The legislation, approved in its first reading on May 6, has been dubbed in the media as the “parliamentary opposition” bill – a moniker that critics have described as wholly misleading. Other than the president-backed Nur Otan, there are only two parties in the Kazakh parliament, but neither could credibly be described as oppositional.
Azat Peruashev, a leader of Ak-Zhol, a pro-business interests party, and himself a former prominent member of Nur Otan, said the bill he brought to parliament was for the benefit of those deputies holding positions on political and socio-economic issues that are different from those of the majority faction in parliament.
Nur Otan has over several elections garnered an unassailable majority. At the last election, in 2016, it won 84 out of the 107 seats up for grabs. Ak-Zhol, which bills itself the “constructive opposition,” got seven seats, as did the Communist People's Party of Kazakhstan, or KNPK, which is a regime-approved facsimile of a previously existing, rival Communist Party. The distribution of seats was almost identical in the 2012 elections. Those results were a model of diversity compared to 2007, however, when Nur Otan won every single seat.
The reason that Nur Otan wins elections so handily is that its brand has indissolubly been associated with the figure of now-former President Nursultan Nazarbayev, making it a priority for political technologists arranging elections to make it seem like the universal consensus choice of voters.
Nationwide Social Democratic Party, or OSDP, which has engaged in slightly more real, if very muted, opposition politics, has been allowed to take part in elections but has never won seats.
Other than the three parties in parliament, and the perennial also-rans at the OSDP, there are three further parties, all of them either dormant or with no public profile of note.
Peruashev, trying to cast himself in the guise of an actual government antagonist, has said that the new legislation would provide non-Nur Otan lawmakers the opportunity to initiate hearings on pressing issues, to set the agenda for government question time sessions, and even to propose rival bills to the government. He also said one of parliament’s seven standing committees should as a rule be chaired by an opposition lawmaker.
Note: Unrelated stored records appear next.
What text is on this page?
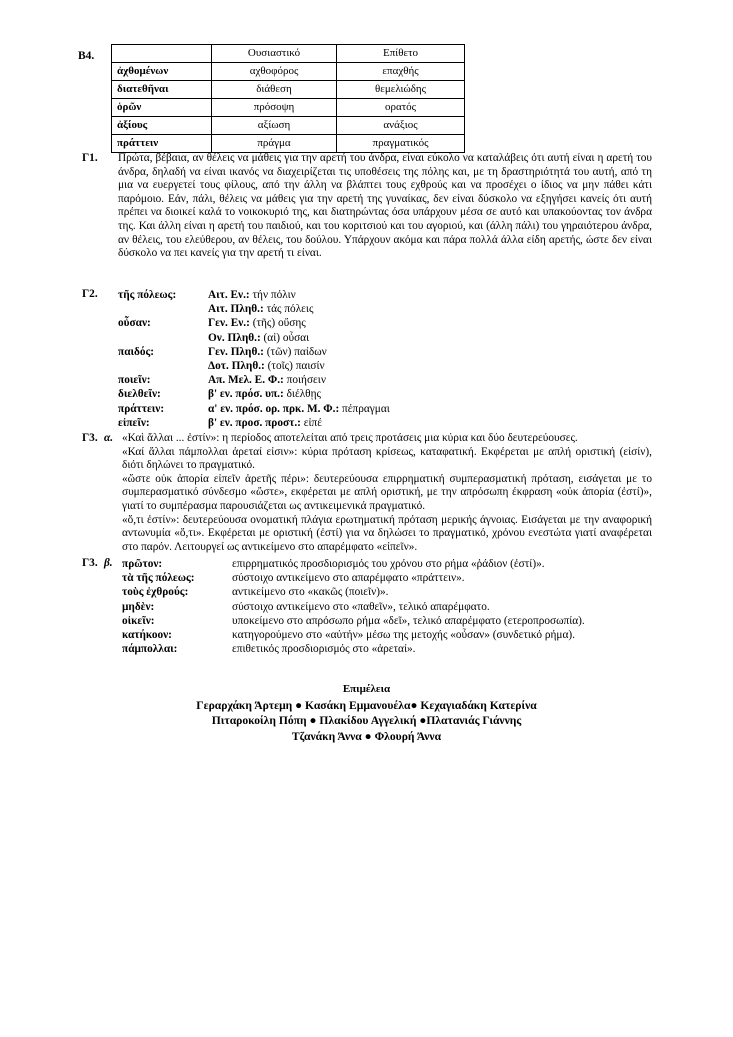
Β4.
		Ουσιαστικό	Επίθετο
ἀχθομένων	αχθοφόρος	επαχθής
διατεθῆναι	διάθεση	θεμελιώδης
ὁρῶν	πρόσοψη	ορατός
ἀξίους	αξίωση	ανάξιος
πράττειν	πράγμα	πραγματικός
Γ1.	Πρώτα, βέβαια, αν θέλεις να μάθεις για την αρετή του άνδρα, είναι εύκολο να καταλάβεις ότι αυτή είναι η αρετή του άνδρα, δηλαδή να είναι ικανός να διαχειρίζεται τις υποθέσεις της πόλης και, με τη δραστηριότητά του αυτή, από τη μια να ευεργετεί τους φίλους, από την άλλη να βλάπτει τους εχθρούς και να προσέχει ο ίδιος να μην πάθει κάτι παρόμοιο. Εάν, πάλι, θέλεις να μάθεις για την αρετή της γυναίκας, δεν είναι δύσκολο να εξηγήσει κανείς ότι αυτή πρέπει να διοικεί καλά το νοικοκυριό της, και διατηρώντας όσα υπάρχουν μέσα σε αυτό και υπακούοντας τον άνδρα της. Και άλλη είναι η αρετή του παιδιού, και του κοριτσιού και του αγοριού, και (άλλη πάλι) του γηραιότερου άνδρα, αν θέλεις, του ελεύθερου, αν θέλεις, του δούλου. Υπάρχουν ακόμα και πάρα πολλά άλλα είδη αρετής, ώστε δεν είναι δύσκολο να πει κανείς για την αρετή τι είναι.

Γ2.	τῆς πόλεως:	Αιτ. Εν.: τήν πόλιν
Αιτ. Πληθ.: τάς πόλεις
οὖσαν:	Γεν. Εν.: (τῆς) οὔσης
Ον. Πληθ.: (αἱ) οὖσαι
παιδός:	Γεν. Πληθ.: (τῶν) παίδων
Δοτ. Πληθ.: (τοῖς) παισίν
ποιεῖν:	Απ. Μελ. Ε. Φ.: ποιήσειν
διελθεῖν:	β' εν. πρόσ. υπ.: διέλθῃς
πράττειν:	α' εν. πρόσ. ορ. πρκ. Μ. Φ.: πέπραγμαι
εἰπεῖν:	β' εν. προσ. προστ.: εἰπέ
Γ3. α. «Καὶ ἄλλαι ... ἐστίν»: η περίοδος αποτελείται από τρεις προτάσεις μια κύρια και δύο δευτερεύουσες.

«Καί ἄλλαι πάμπολλαι ἀρεταί εἰσιν»: κύρια πρόταση κρίσεως, καταφατική. Εκφέρεται με απλή οριστική (εἰσίν), διότι δηλώνει το πραγματικό.

«ὥστε οὐκ ἀπορία εἰπεῖν ἀρετῆς πέρι»: δευτερεύουσα επιρρηματική συμπερασματική πρόταση, εισάγεται με το συμπερασματικό σύνδεσμο «ὥστε», εκφέρεται με απλή οριστική, με την απρόσωπη έκφραση «οὐκ ἀπορία (ἐστί)», γιατί το συμπέρασμα παρουσιάζεται ως αντικειμενικά πραγματικό.

«ὅ,τι ἐστίν»: δευτερεύουσα ονοματική πλάγια ερωτηματική πρόταση μερικής άγνοιας. Εισάγεται με την αναφορική αντωνυμία «ὅ,τι». Εκφέρεται με οριστική (ἐστί) για να δηλώσει το πραγματικό, χρόνου ενεστώτα γιατί αναφέρεται στο παρόν. Λειτουργεί ως αντικείμενο στο απαρέμφατο «εἰπεῖν».

Γ3. β. πρῶτον:	επιρρηματικός προσδιορισμός του χρόνου στο ρήμα «ῥάδιον (ἐστί)».
τὰ τῆς πόλεως:	σύστοιχο αντικείμενο στο απαρέμφατο «πράττειν».
τοὺς ἐχθρούς:	αντικείμενο στο «κακῶς (ποιεῖν)».
μηδὲν:	σύστοιχο αντικείμενο στο «παθεῖν», τελικό απαρέμφατο.
οἰκεῖν:	υποκείμενο στο απρόσωπο ρήμα «δεῖ», τελικό απαρέμφατο (ετεροπροσωπία).
κατήκοον:	κατηγορούμενο στο «αὐτήν» μέσω της μετοχής «οὖσαν» (συνδετικό ρήμα).
πάμπολλαι:	επιθετικός προσδιορισμός στο «ἀρεταί».
Επιμέλεια
Γεραρχάκη Άρτεμη ● Κασάκη Εμμανουέλα● Κεχαγιαδάκη Κατερίνα
Πιταροκοίλη Πόπη ● Πλακίδου Αγγελική ●Πλατανιάς Γιάννης
Τζανάκη Άννα ● Φλουρή Άννα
The idea of formalizing the concept of the parliamentary opposition was actually first put forward by President Kassym-Jomart Tokayev during a December session of the National Council of Public Confidence, a strongly criticized forum that is supposed to be serving as a bridge between rulers and civic activists.
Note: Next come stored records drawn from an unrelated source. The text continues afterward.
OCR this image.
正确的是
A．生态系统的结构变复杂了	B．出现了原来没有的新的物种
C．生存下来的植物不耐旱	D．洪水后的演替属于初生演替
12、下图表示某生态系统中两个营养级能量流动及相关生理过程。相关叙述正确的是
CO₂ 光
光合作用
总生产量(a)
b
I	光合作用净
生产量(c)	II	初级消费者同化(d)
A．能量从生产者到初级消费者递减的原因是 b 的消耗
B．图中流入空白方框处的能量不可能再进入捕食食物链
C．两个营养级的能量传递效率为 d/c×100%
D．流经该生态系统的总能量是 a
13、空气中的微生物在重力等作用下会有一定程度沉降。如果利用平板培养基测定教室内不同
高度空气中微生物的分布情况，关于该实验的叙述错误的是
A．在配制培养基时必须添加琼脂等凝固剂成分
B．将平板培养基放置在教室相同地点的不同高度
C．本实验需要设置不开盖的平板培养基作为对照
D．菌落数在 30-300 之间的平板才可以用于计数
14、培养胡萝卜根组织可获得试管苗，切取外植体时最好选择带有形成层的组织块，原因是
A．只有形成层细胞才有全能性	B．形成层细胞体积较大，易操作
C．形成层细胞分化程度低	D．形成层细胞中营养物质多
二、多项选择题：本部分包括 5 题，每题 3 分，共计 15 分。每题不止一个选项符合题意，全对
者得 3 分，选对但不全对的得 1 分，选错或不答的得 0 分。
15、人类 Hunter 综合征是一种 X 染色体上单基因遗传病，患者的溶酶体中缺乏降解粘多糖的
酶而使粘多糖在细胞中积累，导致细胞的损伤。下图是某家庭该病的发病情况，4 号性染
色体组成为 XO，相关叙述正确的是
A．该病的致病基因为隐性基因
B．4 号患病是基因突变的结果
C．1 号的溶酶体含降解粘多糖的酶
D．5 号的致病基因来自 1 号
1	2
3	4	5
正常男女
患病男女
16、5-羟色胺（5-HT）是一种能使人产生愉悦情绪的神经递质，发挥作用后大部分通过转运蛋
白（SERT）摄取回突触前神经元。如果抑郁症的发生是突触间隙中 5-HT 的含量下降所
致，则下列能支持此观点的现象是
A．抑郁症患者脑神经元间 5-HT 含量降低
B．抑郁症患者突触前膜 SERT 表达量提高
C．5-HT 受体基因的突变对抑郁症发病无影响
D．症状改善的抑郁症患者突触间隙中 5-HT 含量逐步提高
Tokayev has since coming to power in March 2019, following Nazarbayev’s surprise resignation, tried to position himself as a champion of political reform. His critics have been disappointed by the gulf between rhetoric and execution, though. Legislation regulating the holding of rallies is a case in point. That law, which has sailed through parliament with cursory discussion and is now awaiting the second and final vote of approval from the Senate, was meant to simplify the process for holding rallies, but activists say it has done little to remove many existing restrictions.
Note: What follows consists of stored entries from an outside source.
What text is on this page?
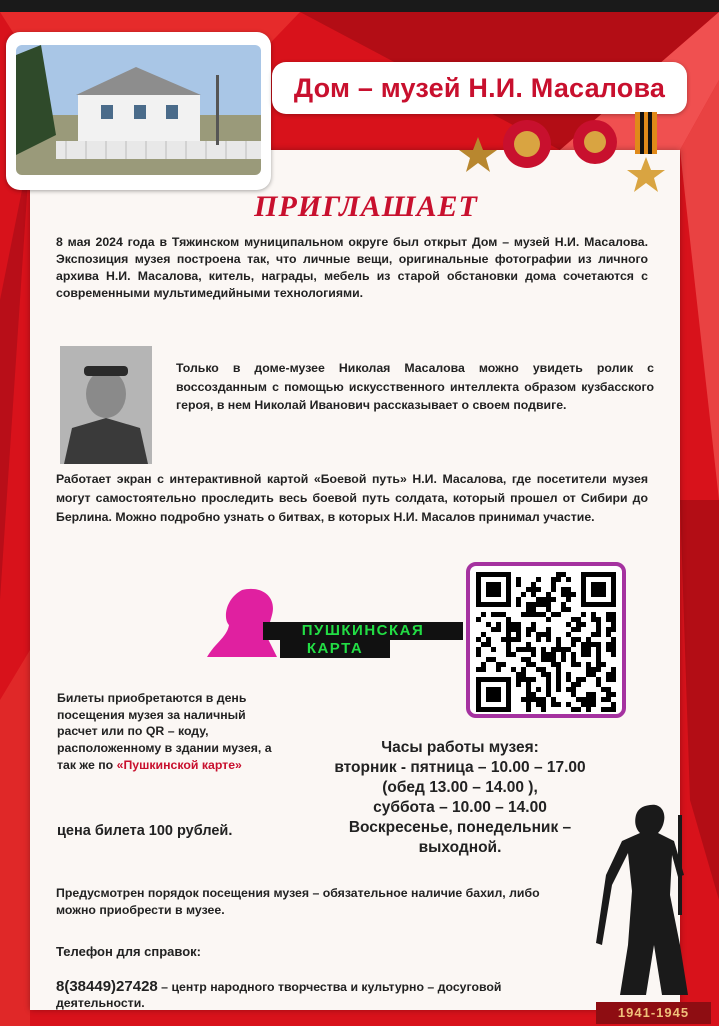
Дом – музей Н.И. Масалова
ПРИГЛАШАЕТ
8 мая 2024 года в Тяжинском муниципальном округе был открыт Дом – музей Н.И. Масалова. Экспозиция музея построена так, что личные вещи, оригинальные фотографии из личного архива Н.И. Масалова, китель, награды, мебель из старой обстановки дома сочетаются с современными мультимедийными технологиями.
Только в доме-музее Николая Масалова можно увидеть ролик с воссозданным с помощью искусственного интеллекта образом кузбасского героя, в нем Николай Иванович рассказывает о своем подвиге.
Работает экран с интерактивной картой «Боевой путь» Н.И. Масалова, где посетители музея могут самостоятельно проследить весь боевой путь солдата, который прошел от Сибири до Берлина. Можно подробно узнать о битвах, в которых Н.И. Масалов принимал участие.
ПУШКИНСКАЯ
КАРТА
Билеты приобретаются в день посещения музея за наличный расчет или по QR – коду, расположенному в здании музея, а так же по «Пушкинской карте»
цена билета 100 рублей.
Часы работы музея:
вторник - пятница – 10.00 – 17.00
(обед 13.00 – 14.00 ),
суббота – 10.00 – 14.00
Воскресенье, понедельник –
выходной.
Предусмотрен порядок посещения музея – обязательное наличие бахил, либо можно приобрести в музее.
Телефон для справок:
8(38449)27428 – центр народного творчества и культурно – досуговой деятельности.
1941-1945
Supporters of the “parliamentary opposition” bill have described it as "an important step towards strengthening democracy."
“Legislative consolidation of the very concept of parliamentary opposition opens a fundamentally new page in the history of Kazakhstani parliamentarianism,” Nurlan Nigmatulin, speaker of the lower house, remarked after his colleagues backed the bill.
Independent political analysts are more sanguine about these purported reforms.
“What kind of parliamentary opposition can we talk about when our opposition has been shut out of the political arena? In our country … opposition parties have either been outlawed and banned, or dissolved under far-fetched pretexts, or they are simply not registered,” former diplomat Kazbek Beisebayev wrote on Facebook.
One such aspiring party is the Democratic Choice of Kazakhstan, or DVK, created by despised, Europe-based government foe Mukhtar Ablayzov. That movement has not only been denied registration, it has been outright dubbed an extremist movement by court order, which in effect equates it to a terrorist organization in the eyes of the law. Anybody found consorting with that movement risks ending up behind bars for several years.
A representative for the Justice Ministry said this week that they are currently considering seven outstanding applications to register political parties. But the Forbes Kazakhstan website has noted that five of those applications have already been rejected and that a sixth hopeful party is likely to be denied on bureaucratic grounds. A review of the last applicant is still ongoing.
Among the frustrated hopeful party founders is Zhanbolat Mamay, who has complained bitterly that he is being prevented by the authorities from registering his Democratic Party of Kazakhstan (not to be confused with Democratic Choice of Kazakhstan).
The narrow field of parties is something that Tokayev claims, on paper at least, to be eager to address. He spoke in December about the idea of the number of members required for a party to be registered to be reduced from 40,000 to 20,000. Parliament took up that proposal and the provision is now awaiting a vote in the Senate.
Speaking of votes, the next round of parliamentary elections is slated for 2021, although there has been speculation that the date could be brought earlier.
Almaz Kumenov is an Almaty-based journalist.